No worries now, actually. I just talked to her, and she was just nervous because it was her first kiss. And yes, she is my girlfriend. She's said so much herself. She's just a little more skittish about romance than I'm used to. But we're happy now.
 

I agree with the man with the scary scary clown avatar :uhoh:

But, after that, if shes alright with the smooching thing. I would reccomend a soft shoulder squeeze to get her attention, looking into her eyes for a second or so, brushing her cheek with the back of your other hand, saying something like "Im SO going to kiss you now." And THEN kissing. It may be the unexpectedness of it that ruined it for her. Or an unromantic approach.

Good luck! :)

Edit : Blimey Wickett, you post like the wind!
 

fusangite said:
I'm lost here RangerWickett. You need to present us with some evidence for why you are referring to this individual as your girlfriend. How recently have you begun referring to her in this way publicly? How does someone even enter the girlfriend category without a successful kiss anyway?

I'm with Fusangite here.
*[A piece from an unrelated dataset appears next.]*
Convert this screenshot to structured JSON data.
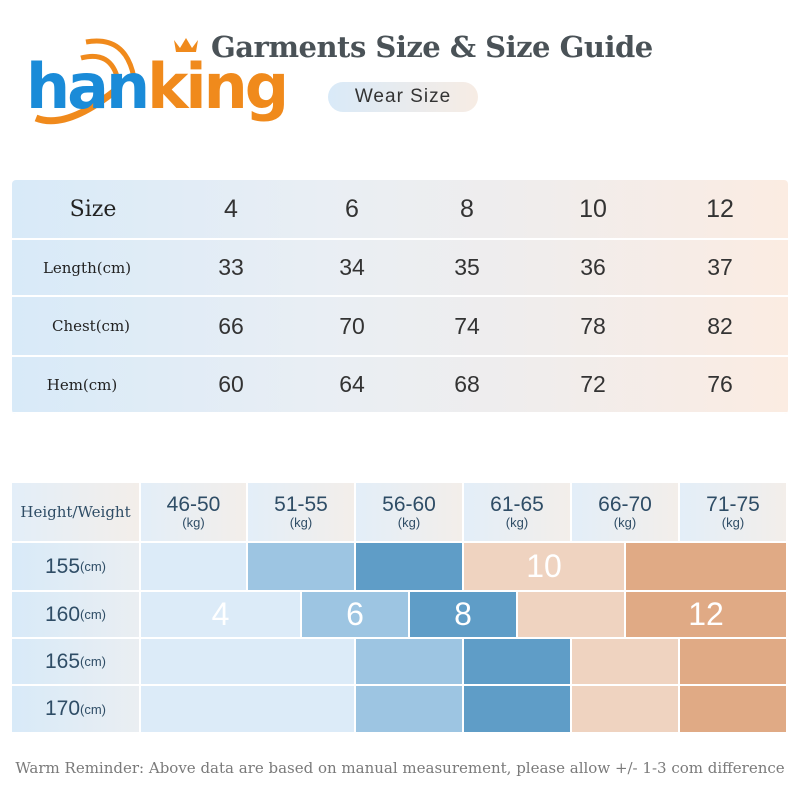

Unless your or her mutual definition of "girlfriend" is much different from mine, or you mean "girl friend", I'd say a kiss is the bare minimum for a relationship. Hand holding's nice, but I've held my little brother's hand when crossing the street - doesn't mean we're going steady.

One more thing: I have no idea how old the both of you are, but she's never been kissed before? Jeez, and here I thought I had a lonely adolescence.
 

Okay, say to yourself...this is easy, this is not hard, this is simple...make it your mantra, don't make things more difficult than they are, kissing a girl, is that, as you know, don't read more into the reaction than that is, don't read anything into understanding a girl at all or you will go crazy.

...this is easy, this is not hard, this is simple...

Remember, this is also not always the best place to ask for advice. :D
 

This isn't an actual cat is it? I mean, never been kissed, skittish? You're not dating an actual feline, are you, RW?

Cause that's just weird.
 

die_kluge said:
This isn't an actual cat is it? I mean, never been kissed, skittish? You're not dating an actual feline, are you, RW?

Cause that's just weird.

If she is an actual cat, then my advice still applies. However, I'd avoid any further such encounters if she has tuna-breath....it could get ugly :eek:

Anyway, it is good to hear you have worked things out. :)
 

Hand of Evil said:
Remember, this is also not always the best place to ask for advice.

Well, he may not have an account at Nutkinland.

Good luck, Ranger Wicket! Sounds like a very long, but very rewarding road you're going down.